Any parent can tell you that the only constant in raising a child is change. Parents need to be flexible and often have to make compromises and sacrifices in order to adjust to new or changing situations. However, making these decisions, whether they are fairly simple or enormously difficult, can seem all but inevitable if doing so protects the well-being of your child.

This is the same approach parents will want to take when it comes to developing a parenting plan. If you are getting divorced and will be sharing custody of your child with another person, you will need to have a court-approved parenting plan. Creating one can be challenging, but ultimately, having one will help to protect your child and your parental rights.

Parenting plans are basically documents that dictate what parents can and cannot do when it comes to raising a child in a shared custody arrangement. They set boundaries, establish rights and obligations and assign methods of resolving any conflicts that may arise between parents.

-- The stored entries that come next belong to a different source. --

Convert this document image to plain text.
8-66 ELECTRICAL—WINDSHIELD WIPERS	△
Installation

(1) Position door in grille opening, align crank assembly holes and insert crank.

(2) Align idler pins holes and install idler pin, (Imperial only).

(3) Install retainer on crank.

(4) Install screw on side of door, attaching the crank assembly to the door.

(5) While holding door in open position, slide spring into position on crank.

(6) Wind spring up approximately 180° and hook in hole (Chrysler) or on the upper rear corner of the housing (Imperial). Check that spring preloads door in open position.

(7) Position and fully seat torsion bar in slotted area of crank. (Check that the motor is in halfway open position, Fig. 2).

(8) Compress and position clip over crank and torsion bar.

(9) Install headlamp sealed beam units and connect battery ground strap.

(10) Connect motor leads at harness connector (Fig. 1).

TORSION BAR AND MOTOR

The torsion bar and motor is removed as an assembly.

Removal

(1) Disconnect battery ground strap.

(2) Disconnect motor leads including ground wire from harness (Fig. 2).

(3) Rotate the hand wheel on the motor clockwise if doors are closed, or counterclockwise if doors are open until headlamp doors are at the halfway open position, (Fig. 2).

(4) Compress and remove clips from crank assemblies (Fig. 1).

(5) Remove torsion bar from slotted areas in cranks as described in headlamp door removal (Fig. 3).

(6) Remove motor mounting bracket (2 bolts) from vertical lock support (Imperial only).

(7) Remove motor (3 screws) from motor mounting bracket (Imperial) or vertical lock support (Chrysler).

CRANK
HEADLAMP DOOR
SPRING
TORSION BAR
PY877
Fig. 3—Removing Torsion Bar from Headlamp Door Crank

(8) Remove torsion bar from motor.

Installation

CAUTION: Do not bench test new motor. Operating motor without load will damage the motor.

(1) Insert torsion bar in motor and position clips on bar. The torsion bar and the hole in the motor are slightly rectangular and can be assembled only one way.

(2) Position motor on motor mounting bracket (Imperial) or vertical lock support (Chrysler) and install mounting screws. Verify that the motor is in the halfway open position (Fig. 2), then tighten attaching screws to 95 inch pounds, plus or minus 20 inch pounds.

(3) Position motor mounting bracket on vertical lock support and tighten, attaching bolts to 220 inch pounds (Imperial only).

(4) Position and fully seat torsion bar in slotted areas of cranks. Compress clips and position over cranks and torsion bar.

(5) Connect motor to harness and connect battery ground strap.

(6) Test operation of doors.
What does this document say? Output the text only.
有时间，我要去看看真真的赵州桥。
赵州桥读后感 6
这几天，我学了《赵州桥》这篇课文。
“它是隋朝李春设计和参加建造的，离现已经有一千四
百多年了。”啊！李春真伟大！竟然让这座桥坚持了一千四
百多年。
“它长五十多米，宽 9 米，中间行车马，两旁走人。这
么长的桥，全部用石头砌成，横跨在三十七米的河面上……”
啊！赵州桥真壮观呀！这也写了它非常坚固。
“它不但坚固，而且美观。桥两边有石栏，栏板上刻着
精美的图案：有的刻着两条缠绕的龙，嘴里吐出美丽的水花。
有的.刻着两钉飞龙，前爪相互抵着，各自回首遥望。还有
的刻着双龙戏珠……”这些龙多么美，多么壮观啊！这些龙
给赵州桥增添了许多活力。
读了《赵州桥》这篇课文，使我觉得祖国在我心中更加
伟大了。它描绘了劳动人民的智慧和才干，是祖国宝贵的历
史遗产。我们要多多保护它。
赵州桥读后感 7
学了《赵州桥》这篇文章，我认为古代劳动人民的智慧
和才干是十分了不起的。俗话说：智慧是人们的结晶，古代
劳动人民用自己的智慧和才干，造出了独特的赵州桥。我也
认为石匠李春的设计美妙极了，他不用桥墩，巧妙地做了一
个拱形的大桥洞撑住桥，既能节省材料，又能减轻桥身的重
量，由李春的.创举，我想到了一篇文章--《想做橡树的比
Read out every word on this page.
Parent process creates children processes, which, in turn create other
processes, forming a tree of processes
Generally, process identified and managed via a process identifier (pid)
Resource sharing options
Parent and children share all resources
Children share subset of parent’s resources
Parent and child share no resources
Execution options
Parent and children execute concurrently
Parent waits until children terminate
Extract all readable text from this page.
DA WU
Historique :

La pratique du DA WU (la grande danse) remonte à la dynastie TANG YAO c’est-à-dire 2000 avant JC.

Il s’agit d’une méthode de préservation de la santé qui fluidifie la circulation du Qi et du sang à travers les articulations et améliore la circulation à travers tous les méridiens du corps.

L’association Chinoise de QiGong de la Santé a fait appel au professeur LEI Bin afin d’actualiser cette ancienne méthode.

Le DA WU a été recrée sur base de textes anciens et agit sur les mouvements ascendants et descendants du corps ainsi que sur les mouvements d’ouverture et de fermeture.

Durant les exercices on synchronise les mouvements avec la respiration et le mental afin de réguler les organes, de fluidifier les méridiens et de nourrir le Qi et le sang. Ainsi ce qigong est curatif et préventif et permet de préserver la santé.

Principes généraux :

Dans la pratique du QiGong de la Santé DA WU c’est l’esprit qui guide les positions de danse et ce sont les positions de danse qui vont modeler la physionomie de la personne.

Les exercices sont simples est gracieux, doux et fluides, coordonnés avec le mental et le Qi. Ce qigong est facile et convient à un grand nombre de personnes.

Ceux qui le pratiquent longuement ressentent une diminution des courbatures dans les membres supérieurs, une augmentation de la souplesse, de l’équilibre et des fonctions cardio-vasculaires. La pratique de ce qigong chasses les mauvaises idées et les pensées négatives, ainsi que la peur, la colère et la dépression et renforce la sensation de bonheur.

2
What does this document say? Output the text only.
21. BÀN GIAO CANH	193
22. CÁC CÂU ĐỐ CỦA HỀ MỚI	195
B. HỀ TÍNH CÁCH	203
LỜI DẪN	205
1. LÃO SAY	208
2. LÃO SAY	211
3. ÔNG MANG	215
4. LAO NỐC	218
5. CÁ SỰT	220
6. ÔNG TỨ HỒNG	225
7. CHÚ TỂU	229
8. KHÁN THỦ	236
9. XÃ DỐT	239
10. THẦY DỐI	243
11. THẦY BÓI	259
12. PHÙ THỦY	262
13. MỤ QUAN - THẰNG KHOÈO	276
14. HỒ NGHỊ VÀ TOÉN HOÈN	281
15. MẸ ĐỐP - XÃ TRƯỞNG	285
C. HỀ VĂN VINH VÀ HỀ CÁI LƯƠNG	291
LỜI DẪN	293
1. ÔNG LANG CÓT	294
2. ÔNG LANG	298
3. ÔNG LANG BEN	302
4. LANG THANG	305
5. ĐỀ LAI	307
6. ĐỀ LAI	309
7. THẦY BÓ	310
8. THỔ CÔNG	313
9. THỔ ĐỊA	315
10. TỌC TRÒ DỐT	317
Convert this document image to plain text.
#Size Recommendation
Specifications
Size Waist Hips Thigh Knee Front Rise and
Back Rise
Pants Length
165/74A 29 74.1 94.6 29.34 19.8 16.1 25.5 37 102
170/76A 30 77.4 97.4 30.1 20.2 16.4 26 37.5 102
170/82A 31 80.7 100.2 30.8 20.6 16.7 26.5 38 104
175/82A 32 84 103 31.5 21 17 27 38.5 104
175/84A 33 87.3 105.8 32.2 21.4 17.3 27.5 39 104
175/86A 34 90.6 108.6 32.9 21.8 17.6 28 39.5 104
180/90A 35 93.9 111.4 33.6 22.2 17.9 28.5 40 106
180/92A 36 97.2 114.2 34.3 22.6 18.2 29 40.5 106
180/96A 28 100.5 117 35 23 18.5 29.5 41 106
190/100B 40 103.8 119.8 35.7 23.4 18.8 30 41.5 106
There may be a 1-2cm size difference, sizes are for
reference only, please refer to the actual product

For example, a typical parenting plan will state when the child will be with each parent and how schedule changes can be requested. It will specify whether or not a parent will be allowed to make decisions for the child in terms of school, medical care, religion and daily activities. It will also establish what needs to be done in regard to transportation and time-sharing exchanges.

Discussing these and many other issues in parenting plans can be a very serious challenge, particularly if you do not get along with your ex. However, working together as parents instead of exes can help you prioritize and find resolutions.

Rather than approach this process as an all-or-nothing, me-versus-you situation, parents will want to try and stay focused on the well-being of the child in order to make the decisions that need to be made. Once these plans are in place, they can be powerful tools in terms of minimizing unwelcome surprises and protecting the relationship you have with your child.